Il locale non era piccolo, nella parte centrale, la più ampia le persone intorno a lui ballavano scatenate, altre bevevano tenendo i drink in mano e non curandosi delle chiazze che lasciavano cadere a terra. Intorno dietro delle basse ringhiere erano posizionati tavolinetti bassi con poltrone dall’apparenza comoda, diversi ragazzi erano buttati sopra chiacchierando, strusciandosi o riprendo fiato. Alla sua sinistra intravide il bancone dove venivano serviti i drink, era illuminato da diversi led coperti da tutte le persone che vi erano intorno, o erano sedute sugli sgabelli posti dinanzi, dietro le bottiglie riflettevano le luci creando dei colori vivaci e interessanti. Decise di passare per primo da quel primo step. Si avviò verso il bancone tra diversi spintoni, arrivò lì aggrappandosi al bordo e chiedendosi come potesse essere divertente trovarsi nel mezzo di una folla più simile a una mandria di buoi imbufaliti che altro. Voltò lo sguardo verso quello che doveva essere il palco del locale si chiese che tipo di spettacoli facessero nelle serate dedicate oltre alle Drag Queen.
«Cosa prendi tesoro?»
Christopher voltò lo sguardo verso il barista, indossava una camicia aperta sul petto abbronzato, dei pantaloni attillati e del trucco sugli occhi, ciò che risaltò ai suoi occhi però fu la parrucca dai capelli viola che indossava.
Non lo faceva impazzire quel modo di parlare smielato, ma sorrise lo stesso, d’altronde era il suo lavoro. «Una frase un po' stereotipata.»
Il barista sorrise, aveva gli occhi scuri e mani piccole, Christopher gliele invidiò.

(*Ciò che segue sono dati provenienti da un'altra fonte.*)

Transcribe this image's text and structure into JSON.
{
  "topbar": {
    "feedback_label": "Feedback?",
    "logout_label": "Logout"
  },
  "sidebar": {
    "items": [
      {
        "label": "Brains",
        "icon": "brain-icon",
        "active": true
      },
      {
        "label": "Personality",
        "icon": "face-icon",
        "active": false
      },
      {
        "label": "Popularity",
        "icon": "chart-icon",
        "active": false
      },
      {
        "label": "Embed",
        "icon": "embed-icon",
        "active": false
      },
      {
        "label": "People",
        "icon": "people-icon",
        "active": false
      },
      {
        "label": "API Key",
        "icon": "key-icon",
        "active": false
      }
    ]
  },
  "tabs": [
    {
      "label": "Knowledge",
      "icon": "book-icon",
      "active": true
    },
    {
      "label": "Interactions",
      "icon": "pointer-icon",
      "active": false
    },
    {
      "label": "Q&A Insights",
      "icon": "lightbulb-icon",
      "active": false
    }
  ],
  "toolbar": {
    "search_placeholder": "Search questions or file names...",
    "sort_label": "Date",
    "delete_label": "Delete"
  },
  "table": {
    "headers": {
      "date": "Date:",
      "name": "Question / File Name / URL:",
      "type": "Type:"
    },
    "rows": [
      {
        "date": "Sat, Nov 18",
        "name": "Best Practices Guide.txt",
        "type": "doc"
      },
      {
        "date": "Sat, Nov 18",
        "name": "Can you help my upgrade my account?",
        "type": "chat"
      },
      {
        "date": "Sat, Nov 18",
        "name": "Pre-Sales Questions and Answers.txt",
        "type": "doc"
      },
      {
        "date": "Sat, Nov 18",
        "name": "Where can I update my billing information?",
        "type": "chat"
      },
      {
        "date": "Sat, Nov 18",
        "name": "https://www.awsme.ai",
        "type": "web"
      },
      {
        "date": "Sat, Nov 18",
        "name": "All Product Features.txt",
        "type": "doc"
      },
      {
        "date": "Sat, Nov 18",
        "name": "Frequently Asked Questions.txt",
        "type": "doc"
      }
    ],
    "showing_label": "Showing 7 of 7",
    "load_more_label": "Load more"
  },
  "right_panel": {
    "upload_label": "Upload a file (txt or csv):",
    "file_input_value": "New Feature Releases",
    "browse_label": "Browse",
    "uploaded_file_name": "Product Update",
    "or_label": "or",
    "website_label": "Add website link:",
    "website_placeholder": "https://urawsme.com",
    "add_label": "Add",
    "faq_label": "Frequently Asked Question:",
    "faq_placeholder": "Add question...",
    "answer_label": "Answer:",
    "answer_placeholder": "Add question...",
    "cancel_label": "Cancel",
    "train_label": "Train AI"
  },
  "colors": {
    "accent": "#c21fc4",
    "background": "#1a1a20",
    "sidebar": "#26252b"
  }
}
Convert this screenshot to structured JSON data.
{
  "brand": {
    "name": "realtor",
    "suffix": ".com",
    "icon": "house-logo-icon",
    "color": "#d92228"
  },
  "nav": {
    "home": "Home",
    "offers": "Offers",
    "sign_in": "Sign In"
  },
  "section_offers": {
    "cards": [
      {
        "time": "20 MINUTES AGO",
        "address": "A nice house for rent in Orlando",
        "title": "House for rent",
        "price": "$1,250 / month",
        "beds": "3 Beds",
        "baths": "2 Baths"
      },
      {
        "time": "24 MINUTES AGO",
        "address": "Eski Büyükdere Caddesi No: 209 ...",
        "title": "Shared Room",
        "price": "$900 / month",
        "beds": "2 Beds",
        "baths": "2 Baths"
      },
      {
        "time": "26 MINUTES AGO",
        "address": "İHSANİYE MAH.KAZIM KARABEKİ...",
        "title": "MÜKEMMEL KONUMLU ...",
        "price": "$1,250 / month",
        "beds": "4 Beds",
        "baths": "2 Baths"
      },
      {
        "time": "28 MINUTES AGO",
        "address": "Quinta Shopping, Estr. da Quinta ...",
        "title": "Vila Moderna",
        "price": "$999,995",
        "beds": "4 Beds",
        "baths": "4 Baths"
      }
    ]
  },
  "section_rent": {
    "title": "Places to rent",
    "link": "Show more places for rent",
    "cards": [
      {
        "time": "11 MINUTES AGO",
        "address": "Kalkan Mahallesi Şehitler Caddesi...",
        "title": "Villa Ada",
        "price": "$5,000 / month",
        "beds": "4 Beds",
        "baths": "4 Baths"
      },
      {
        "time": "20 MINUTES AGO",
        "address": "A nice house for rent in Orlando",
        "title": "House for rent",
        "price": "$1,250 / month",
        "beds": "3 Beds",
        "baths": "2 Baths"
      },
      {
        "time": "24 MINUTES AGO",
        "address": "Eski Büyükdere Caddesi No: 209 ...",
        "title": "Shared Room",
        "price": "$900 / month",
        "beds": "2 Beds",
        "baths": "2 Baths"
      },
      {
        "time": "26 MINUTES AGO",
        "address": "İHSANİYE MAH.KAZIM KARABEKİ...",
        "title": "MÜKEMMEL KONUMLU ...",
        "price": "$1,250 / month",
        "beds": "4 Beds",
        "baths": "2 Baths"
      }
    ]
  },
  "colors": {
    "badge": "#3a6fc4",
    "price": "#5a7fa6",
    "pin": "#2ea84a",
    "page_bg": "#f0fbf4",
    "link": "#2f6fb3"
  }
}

Non doveva essere tanto grande, forse qualche anno in più di lui.
«Me lo impone il lavoro, ma per un ragazzo bello come te sono disposto ad usare le frasi che più ti aggradano.»
Christopher sorrise, «fammi quello che vuoi, purché sia forte.»
Il barista gli fece l’occhiolino e si mise a lavoro, era un ragazzo decisamente carino, non esattamente il suo tipo ma non gli sarebbe dispiaciuto provare a vedere se poteva essere in grado di portare avanti quella conversazione.
Non sono qui per questo.”
Doveva bere, lasciare che un minimo la musica lo potesse aiutare e molto probabilmente fare affidamento ai soldi che aveva nel portafoglio. Sospirò nuovamente, vergognandosi del suo stato.
Se non ci provo mai non arriverò da nessuna parte, la prima ragazza che vedo al bancone provo ad avvicinarmi.”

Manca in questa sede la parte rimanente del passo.